Yili Farm specialises in vegetable farming and operates within Singapore's limited agricultural land area. As a land-scarce country that relies heavily on food imports, Singapore has identified local vegetable farms as part of its broader strategy to enhance food resilience and supply diversification.

In 2023, the company relocated operations to a 6 ha plot of land within Lim Chu Kang. The move followed the acquisition of its previous farmland to support the expansion of Tengah Air Base. According to company and media reports, the relocation enabled Yili Farm to increase production capacity and introduce greater levels of automation and climate monitoring systems within its greenhouse facilities.

The new site incorporates hydroponic farming systems alongside conventional soil-based cultivation methods. Hydroponic techniques are commonly adopted by urban and peri-urban farms in Singapore to improve land-use efficiency and crop yields within spatial constraints. These systems allow crops to be grown in a controlled environment with reduced reliance on soil. This has allowed the farm to have a production output of 680 tonnes of produce annually.

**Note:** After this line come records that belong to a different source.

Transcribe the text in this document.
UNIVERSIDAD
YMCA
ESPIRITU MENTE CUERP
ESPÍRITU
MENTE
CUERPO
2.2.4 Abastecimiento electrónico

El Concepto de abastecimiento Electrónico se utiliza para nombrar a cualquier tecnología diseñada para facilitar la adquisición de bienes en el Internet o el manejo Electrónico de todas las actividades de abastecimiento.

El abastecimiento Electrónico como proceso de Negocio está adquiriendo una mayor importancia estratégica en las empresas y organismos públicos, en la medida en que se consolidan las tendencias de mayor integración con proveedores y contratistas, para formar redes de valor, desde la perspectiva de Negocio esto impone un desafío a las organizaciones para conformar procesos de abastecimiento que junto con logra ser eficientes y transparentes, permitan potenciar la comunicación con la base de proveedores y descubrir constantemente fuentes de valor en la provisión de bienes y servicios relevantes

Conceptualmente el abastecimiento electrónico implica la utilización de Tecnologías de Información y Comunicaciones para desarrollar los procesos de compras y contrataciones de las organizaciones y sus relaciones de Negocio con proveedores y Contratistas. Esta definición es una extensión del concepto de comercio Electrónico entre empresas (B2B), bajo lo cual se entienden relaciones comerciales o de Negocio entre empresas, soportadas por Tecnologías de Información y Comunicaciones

Within this context, Yili Farm has been identified as one of the local farming businesses contributing to Singapore's domestic food production and food security efforts. The farm operates alongside other Lim Chu Kang–based agricultural enterprises that collectively form a key component of Singapore's remaining rural farming sector. Produce from the farm is distributed primarily through local supermarket chains, including FairPrice Finest, FairPrice Xtra, and Sheng Siong, as well as through direct online sales via the company's website.